Residency and Multi-State Income Taxation
Taxpayers should attempt to establish their business and other economic activities to effectively minimize the income they apportion and allocate to states with high marginal tax rates. Establishing residency determinations are critical to individual income tax planning. State tax laws vary, so residency in one state may not preclude another state from taxing the same income, if the "nondomiciliary" state finds that some (or all) of the income was earned from property located in, or activities taking place, within its borders. This emphasizes why establishing residency is also critical for planning and reporting business activities.
One of the factors that motivates many individuals and businesses to relocate to Nevada is the hospitable income tax climate which prevails in the state. Nevada imposes no income tax whatsoever on individuals or on business entities. Ashley Quinn, CPAs and Consultants can help you evaluate your potential for Nevada state income tax savings.
The single most important requirement for a taxpayer to take advantage of Nevada 's " tax hospitality" is domiciling one's self in the state. In simple terms, this means the individual must make Nevada his principal place of residence - his primary home. The CPAs at Ashley Quinn are highly experienced with Nevada laws concerning establishing residency for tax hospitality purposes.
Ashley Quinn is a Nevada firm of CPAs and financial professionals that have been quietly and discreetly serving an elite clientele of individuals and businesses with multi-state operations for over 30 years. The firm is particularly experienced in the tax laws and planning aspects of relocation from California to Nevada and has also represented numerous clients before the Franchise Tax Board in defending against challenges establishing residency.

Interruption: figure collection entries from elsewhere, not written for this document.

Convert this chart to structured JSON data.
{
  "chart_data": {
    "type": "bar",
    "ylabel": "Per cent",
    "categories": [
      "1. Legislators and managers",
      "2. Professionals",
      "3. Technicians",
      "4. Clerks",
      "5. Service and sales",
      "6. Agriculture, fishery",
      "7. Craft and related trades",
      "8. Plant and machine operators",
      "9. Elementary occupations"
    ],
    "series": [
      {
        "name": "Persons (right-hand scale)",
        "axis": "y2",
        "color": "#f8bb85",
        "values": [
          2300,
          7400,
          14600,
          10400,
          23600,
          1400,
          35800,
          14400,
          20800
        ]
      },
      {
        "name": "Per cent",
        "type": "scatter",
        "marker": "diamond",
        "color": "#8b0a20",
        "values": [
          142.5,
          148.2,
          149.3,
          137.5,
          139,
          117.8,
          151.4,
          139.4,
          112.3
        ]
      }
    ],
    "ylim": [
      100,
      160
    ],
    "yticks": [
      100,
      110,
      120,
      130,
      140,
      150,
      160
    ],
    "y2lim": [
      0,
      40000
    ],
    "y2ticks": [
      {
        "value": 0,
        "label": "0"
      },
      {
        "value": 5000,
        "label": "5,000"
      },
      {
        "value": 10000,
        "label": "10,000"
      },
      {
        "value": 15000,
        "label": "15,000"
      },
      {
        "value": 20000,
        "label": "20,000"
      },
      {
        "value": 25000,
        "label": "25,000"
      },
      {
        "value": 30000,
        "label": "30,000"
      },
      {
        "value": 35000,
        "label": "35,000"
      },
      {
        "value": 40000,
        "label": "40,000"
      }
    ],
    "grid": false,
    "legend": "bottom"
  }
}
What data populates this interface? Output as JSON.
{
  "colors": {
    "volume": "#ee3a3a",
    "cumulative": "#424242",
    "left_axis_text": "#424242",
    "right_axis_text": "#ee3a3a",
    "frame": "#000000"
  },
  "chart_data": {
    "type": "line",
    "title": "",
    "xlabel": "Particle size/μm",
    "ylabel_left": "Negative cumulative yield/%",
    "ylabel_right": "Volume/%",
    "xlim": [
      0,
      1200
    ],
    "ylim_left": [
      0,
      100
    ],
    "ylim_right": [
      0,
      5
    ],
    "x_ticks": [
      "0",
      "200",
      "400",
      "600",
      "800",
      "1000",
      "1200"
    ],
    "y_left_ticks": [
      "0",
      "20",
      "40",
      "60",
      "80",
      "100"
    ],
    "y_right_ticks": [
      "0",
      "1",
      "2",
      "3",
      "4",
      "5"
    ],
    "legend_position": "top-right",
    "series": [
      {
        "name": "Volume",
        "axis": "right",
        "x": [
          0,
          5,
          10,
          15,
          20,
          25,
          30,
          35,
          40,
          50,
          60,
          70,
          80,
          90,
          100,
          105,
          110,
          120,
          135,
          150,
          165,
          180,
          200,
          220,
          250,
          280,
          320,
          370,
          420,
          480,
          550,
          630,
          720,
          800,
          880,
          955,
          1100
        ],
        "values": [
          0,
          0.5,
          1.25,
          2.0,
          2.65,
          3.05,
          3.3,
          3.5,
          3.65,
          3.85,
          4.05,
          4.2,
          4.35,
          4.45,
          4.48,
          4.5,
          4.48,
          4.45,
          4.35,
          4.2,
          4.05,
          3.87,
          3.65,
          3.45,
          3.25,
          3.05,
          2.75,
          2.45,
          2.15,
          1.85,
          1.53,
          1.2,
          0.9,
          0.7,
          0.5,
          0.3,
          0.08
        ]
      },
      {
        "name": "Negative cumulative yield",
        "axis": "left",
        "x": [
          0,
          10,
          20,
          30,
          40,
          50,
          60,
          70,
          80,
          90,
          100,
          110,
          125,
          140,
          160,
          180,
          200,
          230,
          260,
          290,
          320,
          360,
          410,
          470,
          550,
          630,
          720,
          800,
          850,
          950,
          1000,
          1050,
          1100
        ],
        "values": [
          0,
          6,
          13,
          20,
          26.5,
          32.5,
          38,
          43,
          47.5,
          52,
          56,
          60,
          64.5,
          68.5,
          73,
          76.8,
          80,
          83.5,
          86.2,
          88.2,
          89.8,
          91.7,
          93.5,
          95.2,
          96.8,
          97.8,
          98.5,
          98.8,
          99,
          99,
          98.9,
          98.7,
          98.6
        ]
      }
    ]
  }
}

Meeting Residency Requirements
Various factors are considered in determining whether a taxpayer has close ties with a particular state, including:
- Where you are physically established
- Where you have sources of income
- Where you register to vote
- Where you own a house
- Where you claim the homeowner's exemption
- Where your driver's license is issued
- Where your closest business contacts are, i.e., attorneys, accountants, banks, etc.
- Where your closest social contacts are, including religious, community and social affiliations (clubs)
- Where your vehicles are registered
- Where your minor children attend school, and whether you paid resident or non-resident tuition
- Which state has jurisdiction in the administration of your wills and trusts
- Where you obtained a homestead exemption
- Where you maintain a safety deposit box
- Where you filed an affidavit of domicile
- Where you own a cemetery plot
While no factor by itself can positively determine residency, registering to vote or claiming the homeowner's exemption in California, for example, have been found to make the taxpayer a California resident, regardless of the other factors.
Individuals who are "domiciled" in Nevada and become Nevada residents will generally escape state taxation of their income, except for income arising from sources within another state. Even taxpayers who may continue to have a requirement to "source" one or more items of their income to a taxable state may still enjoy a significant reduction in their overall state tax burden.
A corporation organized and established in Nevada could also significantly reduce its state tax burden. States generally tax corporate business income based on the corporation's level of activity within and outside that state. Therefore, shifting at least part of the corporation's business activities to Nevada will generally result in a reduction of state tax. In addition, being organized and domiciled in Nevada will eliminate state taxation of the corporation's non-business income.
Likewise, trusts with Nevada fiduciaries can gain a significant tax advantage. In California, for example, trusts with a California fiduciary are taxed on income retained in the trust, even if all beneficiaries are California non-residents. With a Nevada fiduciary, non California source income distributed to non California beneficiaries or retained and taxable in the trust, will escape California taxation.
Taxpayers who work and/or reside in more than one state should continually monitor business and other economic activities to minimize effectively the amount of income apportioned and allocated to states with high marginal rates. The issue of state tax residency is complicated, but proper planning, documentation and tax compliance records can save tax dollars.